Invoquant l’existence de loyers demeurés impayés, l’EPIC [Localité 3] METROPOLE HABITAT a :
— fait signifier à M. [J] [T], le 14 octobre 2024, un commandement de payer visant la clause résolutoire prévue au bail,
— saisi la CCAPEX le 18 octobre 2024,
Arguant du défaut de paiement de la dette dans le délai visé au commandement, le bailleur a saisi le juge des contentieux de la protection du tribunal judiciaire de TOURS par acte de commissaire de justice du 26 décembre 2024, dénoncé au préfet d’Indre et Loire le 27 décembre 2024, pour voir, sous le bénéfice de l’exécution provisoire :
— constater l’acquisition de la clause résolutoire et subsidiairement prononcer la résiliation du bail;
— ordonner l’expulsion de M. [J] [T] devenu occupant sans droit ni titre avec tous moyens de droit ;
— et obtenir sa condamnation au paiement de la somme de 563,20 euros euros au titre des loyers impayés à parfaire d’une indemnité mensuelle d’occupation égale au montant du loyer habituel et des charges de la date de résiliation du bail jusqu’à libération des lieux, outre une somme de 500 euros en application de l’article 700 du code de procédure civile et les dépens comprenant le coût du commandement, de l’assignation et de la dénonciation à la CCAPEX.

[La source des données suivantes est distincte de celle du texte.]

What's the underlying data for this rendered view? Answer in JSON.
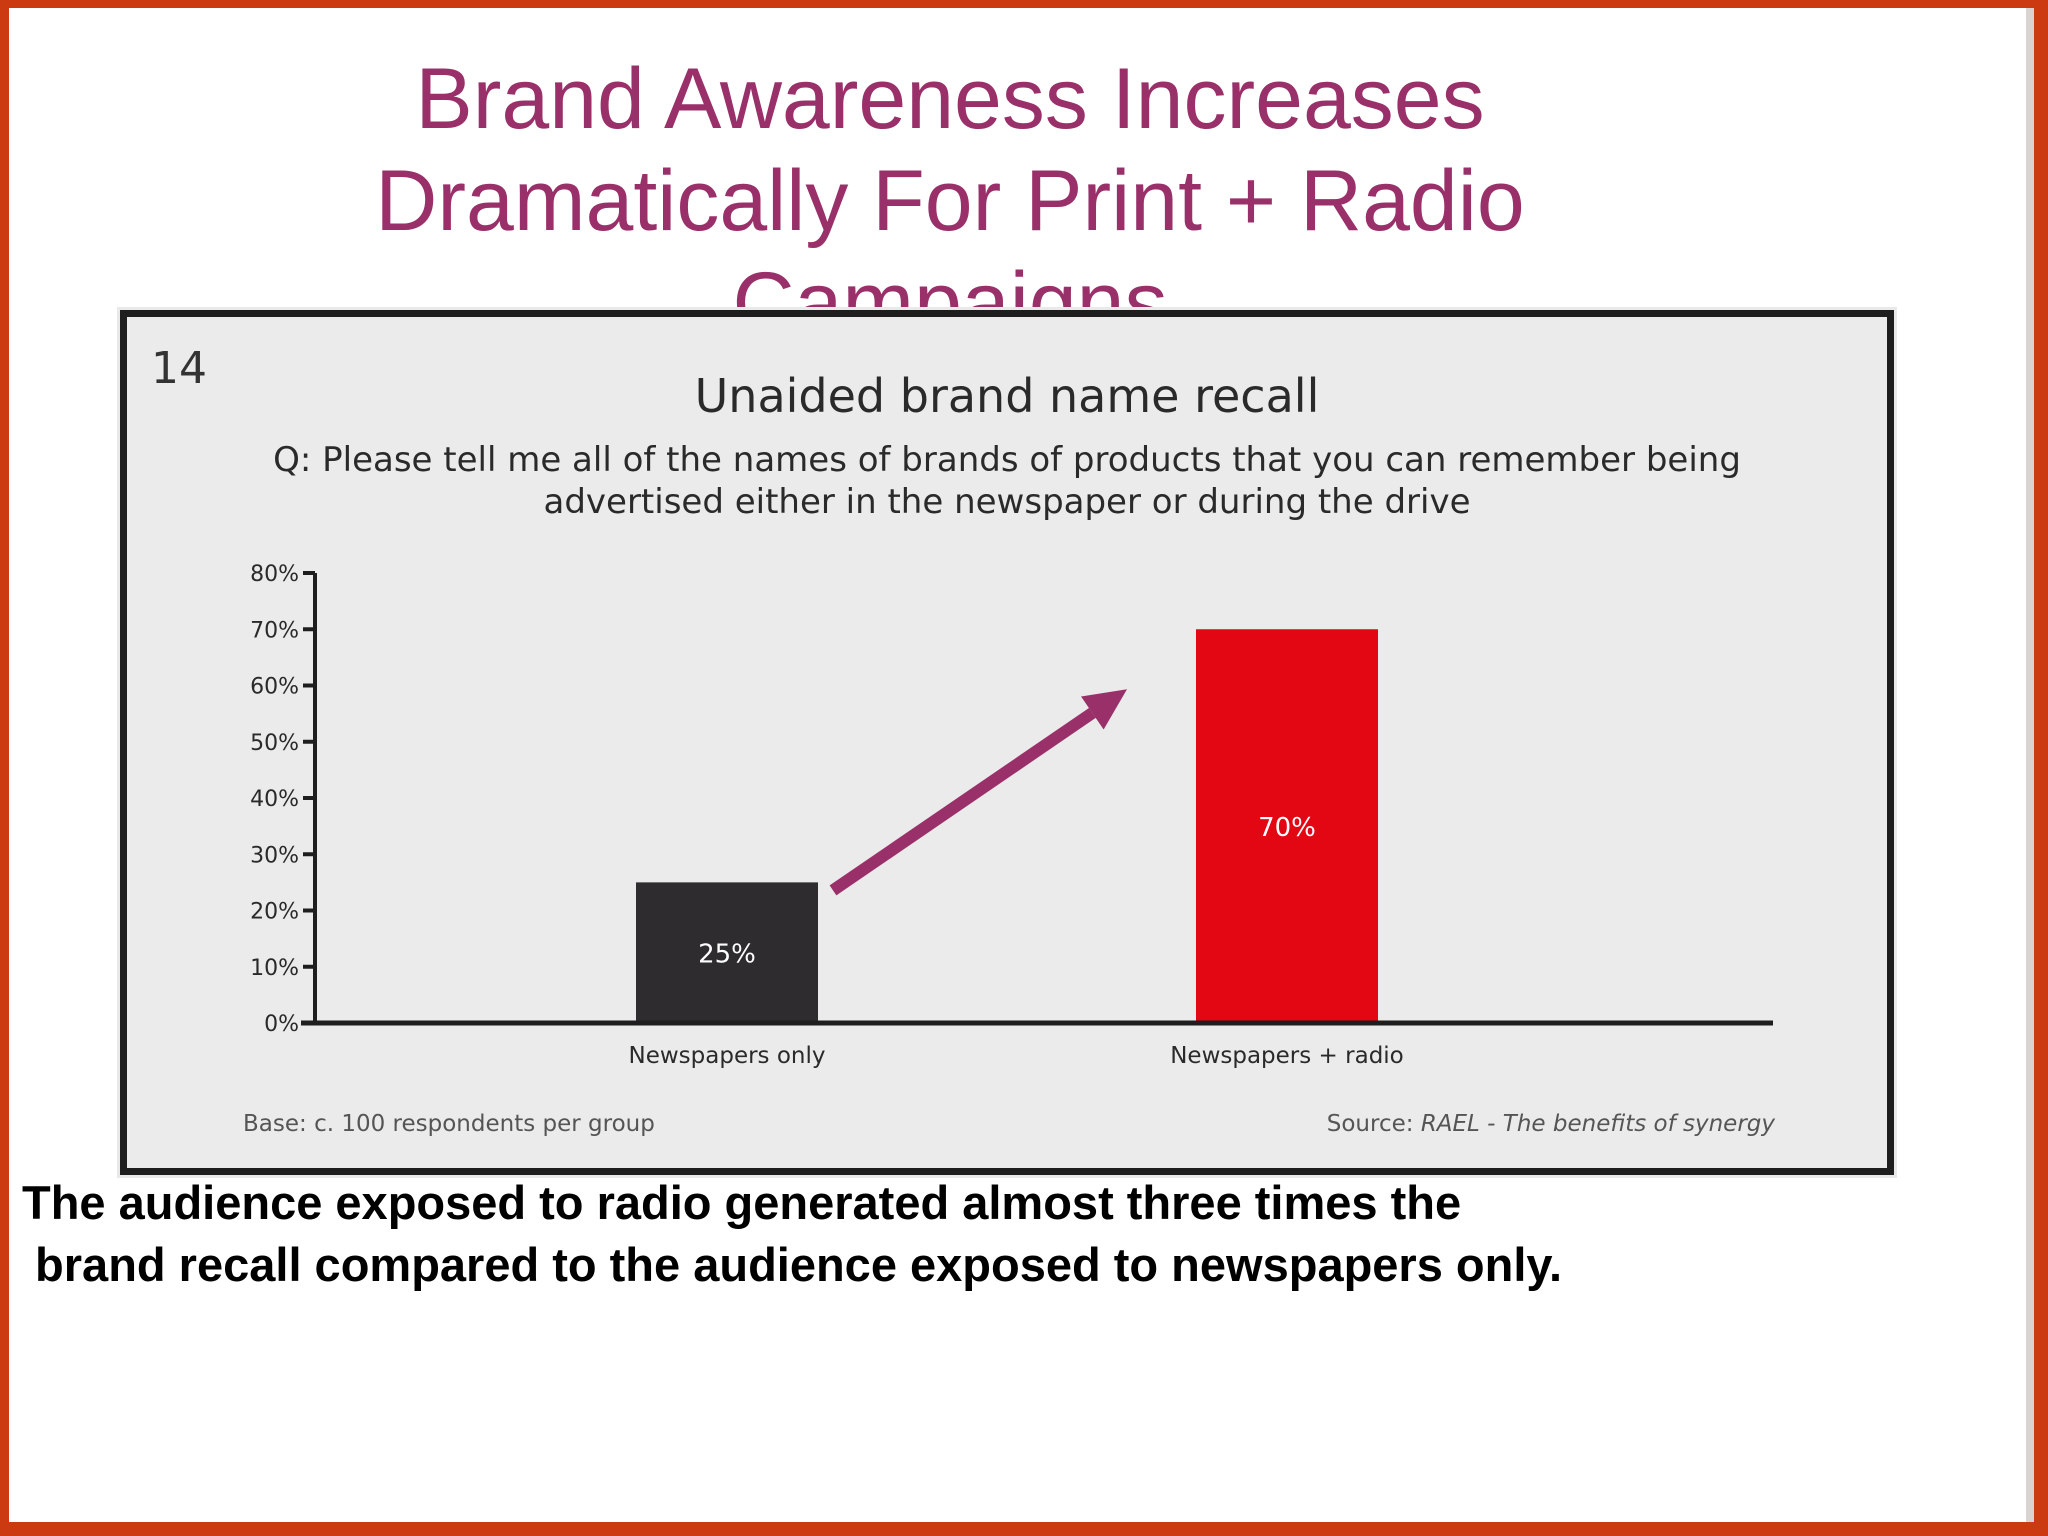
{
  "slide": {
    "title": "Brand Awareness Increases Dramatically For Print + Radio Campaigns",
    "caption_line1": "The audience exposed to radio generated almost three times the",
    "caption_line2": " brand recall compared to the audience exposed to newspapers only."
  },
  "figure": {
    "number": "14",
    "base_note": "Base: c. 100 respondents per group",
    "source_prefix": "Source: ",
    "source_title": "RAEL - The benefits of synergy"
  },
  "colors": {
    "title": "#9a3069",
    "frame": "#cc3a12",
    "arrow": "#9a3069",
    "bar_newspapers": "#2e2c2f",
    "bar_radio": "#e30613"
  },
  "chart_data": {
    "type": "bar",
    "title": "Unaided brand name recall",
    "subtitle": "Q: Please tell me all of the names of brands of products that you can remember being advertised either in the newspaper or during the drive",
    "categories": [
      "Newspapers only",
      "Newspapers + radio"
    ],
    "values": [
      25,
      70
    ],
    "data_labels": [
      "25%",
      "70%"
    ],
    "bar_colors": [
      "#2e2c2f",
      "#e30613"
    ],
    "ylim": [
      0,
      80
    ],
    "yticks": [
      0,
      10,
      20,
      30,
      40,
      50,
      60,
      70,
      80
    ],
    "ytick_labels": [
      "0%",
      "10%",
      "20%",
      "30%",
      "40%",
      "50%",
      "60%",
      "70%",
      "80%"
    ],
    "xlabel": "",
    "ylabel": "",
    "grid": false,
    "annotations": [
      {
        "type": "arrow",
        "from_category": 0,
        "to_category": 1,
        "color": "#9a3069"
      }
    ]
  }
}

A l’audience du 2 octobre 2025, l’EPIC [Localité 3] METROPOLE HABITAT – représenté par une salariée munie d’un pouvoir – maintient ses demandes en actualisant sa créance à 1.249,56 euros. Il n’est pas opposé à des délais suspensifs dans la mesure le loyer résiduel du mois d’ août a été réglé.
M. [J] [T], cité initialement par dépot en étude ne comparait pas et n’est pas représenté.
Le diagnostic social et financier fait état d’un revenu mensuel de 562,59 euros (RSA) et de charges courantes mensuelles de 439,04 euros loyer compris.
L’affaire a été mise en délibéré à ce jour par mise à disposition au greffe.
MOTIVATION
Aux termes de l’article 472 du code de procédure civile, lorsque le défendeur ne comparait pas, il est néammoins statué sur le fond , le juge ne fait droit à la demande que s’il l’estime recevable, régulière et bien fondée.
Aux termes de l’article 473 du Code de procédure civile, lorsque le défendeur ne comparaît pas, le jugement est rendu par défaut si la décision est en dernier ressort et si la citation n’a pas été délivrée à personne.
Le jugement est réputé contradictoire lorsque la décision est susceptible d’appel ou lorsque la citation a été délivrée à la personne du défendeur.
M. [J] [T] ayant été cité par dépôt en étude, le jugement suceptible d’appel sera réputé contradictoire.
1 ) Sur la recevabilité de l’action en résiliation et en expulsion
En vertu de l’article 24-II de la loi du 6 juillet 1989, dans sa version applicable au litige, les bailleurs personnes morales autres que certaines SCI familiales ne peuvent faire délivrer, sous peine d’irrecevabilité de la demande, une assignation aux fins de constat de résiliation du bail avant l’expiration d’un délai de deux mois suivant la saisine de la commission de coordination des actions de prévention des expulsions locatives prévue à l’article 7-2 de la loi n° 90-449 du 31 mai 1990 précitée. Cette saisine est réputée constituée lorsque persiste une situation d’impayés, préalablement signalée dans les conditions réglementaires aux organismes payeurs des aides au logement en vue d’assurer le maintien du versement des aides mentionnées à l’article L. 351-2 du code de la construction et de l’habitation et aux articles L. 542-1 et L. 831-1 du code de la sécurité sociale. Cette saisine peut s’effectuer par voie électronique, selon des modalités fixées par décret.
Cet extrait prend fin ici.